House Bill 85 would repeal last session's layered amortization policy for three law-enforcement pension systems, restoring higher employer contribution rates that retirement administrators and law-enforcement leaders say are needed to preserve funding stability.

Representative Marta Bertoglio opened the hearing on House Bill 85, which would repeal the modified layered amortization funding policy enacted in last session's House Bill 569 and restore employer contribution rates for three law-enforcement retirement systems: the Highway Patrol, Sheriffs, and the Game Warden and Peace Officers retirement systems.

The Public Employees' Retirement Administration (MPERA) executive director William Hollahan testified the layered amortization policy created funding shortfalls because the law places a 0.5% cap on annual increases to employer contribution rates but does not create a floor on how low rates can fall. Hollahan presented a table (provided as a committee handout) showing the systems would have actuarial shortfalls under the layered policy: he cited an approximate $763,000 actuarial loss in the Highway Patrol fund over the next three years and about $212,000 for the Game Warden fund in fiscal year 2027 if the layered policy remains in place.
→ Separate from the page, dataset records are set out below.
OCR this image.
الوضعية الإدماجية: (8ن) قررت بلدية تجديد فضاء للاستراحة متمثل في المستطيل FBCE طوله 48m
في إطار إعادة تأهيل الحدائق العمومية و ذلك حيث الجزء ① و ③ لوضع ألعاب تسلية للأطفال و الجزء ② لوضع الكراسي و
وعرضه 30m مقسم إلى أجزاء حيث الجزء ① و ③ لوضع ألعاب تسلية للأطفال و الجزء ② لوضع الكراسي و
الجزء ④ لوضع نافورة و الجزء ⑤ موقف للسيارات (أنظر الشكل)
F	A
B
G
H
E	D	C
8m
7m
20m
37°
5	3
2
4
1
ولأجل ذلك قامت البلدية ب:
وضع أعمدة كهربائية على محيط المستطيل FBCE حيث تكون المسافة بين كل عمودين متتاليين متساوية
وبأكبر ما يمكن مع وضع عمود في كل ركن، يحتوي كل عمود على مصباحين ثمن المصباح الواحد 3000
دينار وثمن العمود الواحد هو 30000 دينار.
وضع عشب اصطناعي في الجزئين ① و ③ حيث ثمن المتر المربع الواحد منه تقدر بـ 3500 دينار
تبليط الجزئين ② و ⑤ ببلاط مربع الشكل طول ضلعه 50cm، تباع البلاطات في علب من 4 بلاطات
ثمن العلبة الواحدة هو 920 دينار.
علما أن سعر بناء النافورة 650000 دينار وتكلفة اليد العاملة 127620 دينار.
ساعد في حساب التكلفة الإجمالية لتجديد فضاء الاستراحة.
Hollahan said the $94 million one-time infusion of general-fund dollars last session was effectively neutralized for these systems by the change in employer contribution methodology.
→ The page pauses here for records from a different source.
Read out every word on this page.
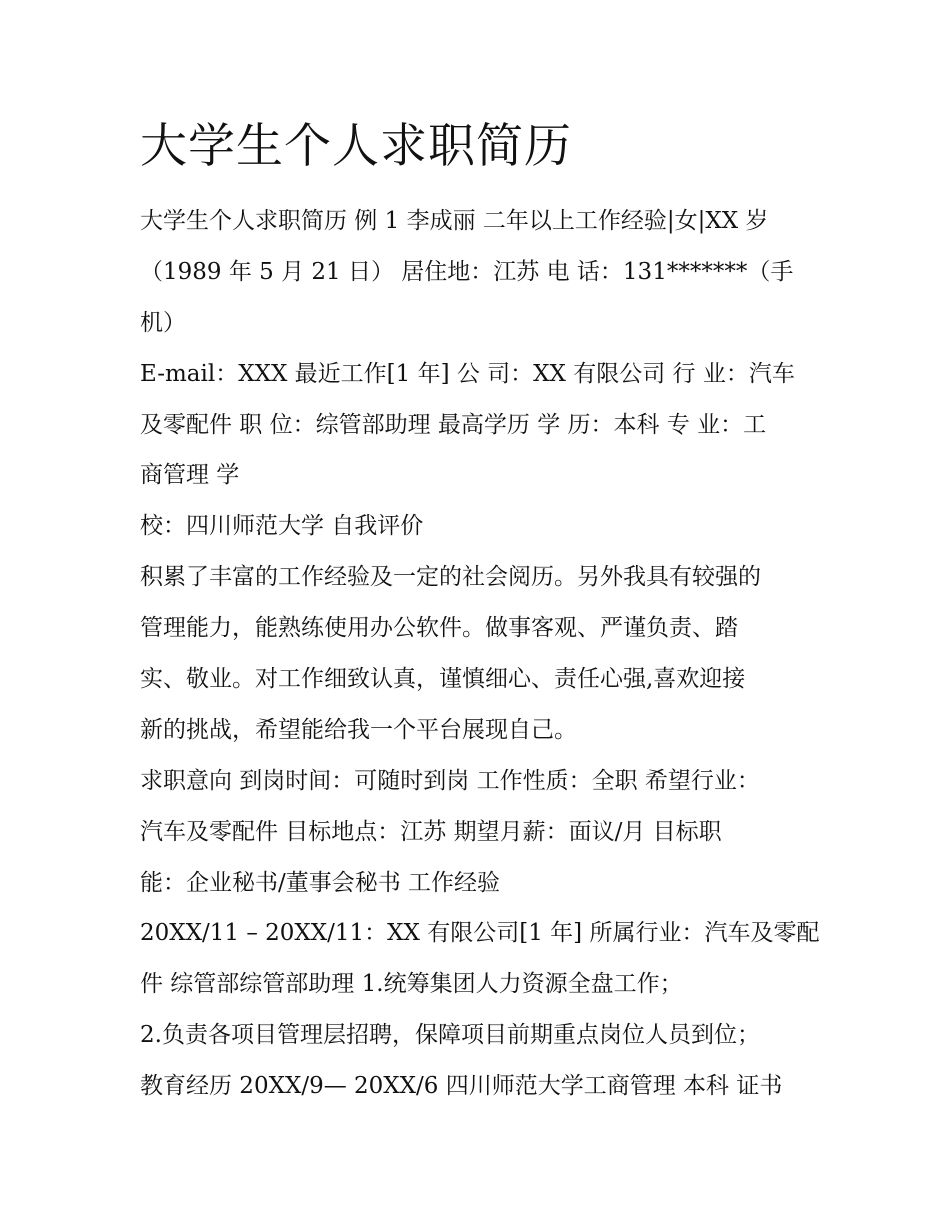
大学生个人求职简历

大学生个人求职简历 例 1 李成丽 二年以上工作经验|女|XX 岁

（1989 年 5 月 21 日） 居住地：江苏 电 话：131*******（手

机）

E-mail：XXX 最近工作[1 年] 公 司：XX 有限公司 行 业：汽车

及零配件 职 位：综管部助理 最高学历 学 历：本科 专 业：工

商管理 学

校：四川师范大学 自我评价

积累了丰富的工作经验及一定的社会阅历。另外我具有较强的

管理能力，能熟练使用办公软件。做事客观、严谨负责、踏

实、敬业。对工作细致认真，谨慎细心、责任心强,喜欢迎接

新的挑战，希望能给我一个平台展现自己。

求职意向 到岗时间：可随时到岗 工作性质：全职 希望行业：

汽车及零配件 目标地点：江苏 期望月薪：面议/月 目标职

能：企业秘书/董事会秘书 工作经验

20XX/11 – 20XX/11：XX 有限公司[1 年] 所属行业：汽车及零配

件 综管部综管部助理 1.统筹集团人力资源全盘工作；

2.负责各项目管理层招聘，保障项目前期重点岗位人员到位；

教育经历 20XX/9— 20XX/6 四川师范大学工商管理 本科 证书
Board of Investments executive director Dan Villa told the committee restoring the employer contribution baseline would preserve the value of the $94 million infusion and help the funds remain actuarially sound. Colonel Kurt Sager, Montana Highway Patrol, said a financially sound retirement system is critical to recruitment and retention; he described recent vacancy levels (about 53 vacancies in a force of ~260 uniformed officers in December) and said ongoing budget shortfalls have affected equipment purchases and training resources.

Will Self, chief of staff to the attorney general, repeated the point that the layered amortization policy left systems vulnerable by reducing employer rates too quickly; proponents said repeal would reduce amortization periods (MPERA testimony said highway patrol amortization would shorten by two years, sheriffs by four, game wardens by ten) and would reinstate statutory appropriations of roughly $4 million each biennium to the Department of Justice for employer contributions.

Several labor and law-enforcement organizations testified in support, including the Montana Police Protective Association, Montana Federation of Public Employees, Montana AFL-CIO, and the Montana Sheriffs and Peace Officers Association. The judiciary noted it was working with the sponsor on an amendment to remove the judicial retirement fund from the bill because its fund is solvent.

Ending: The sponsor asked the committee to support the bill to restore funding stability and help recruitment and retention in law enforcement; a final committee vote was not recorded in the provided hearing transcript.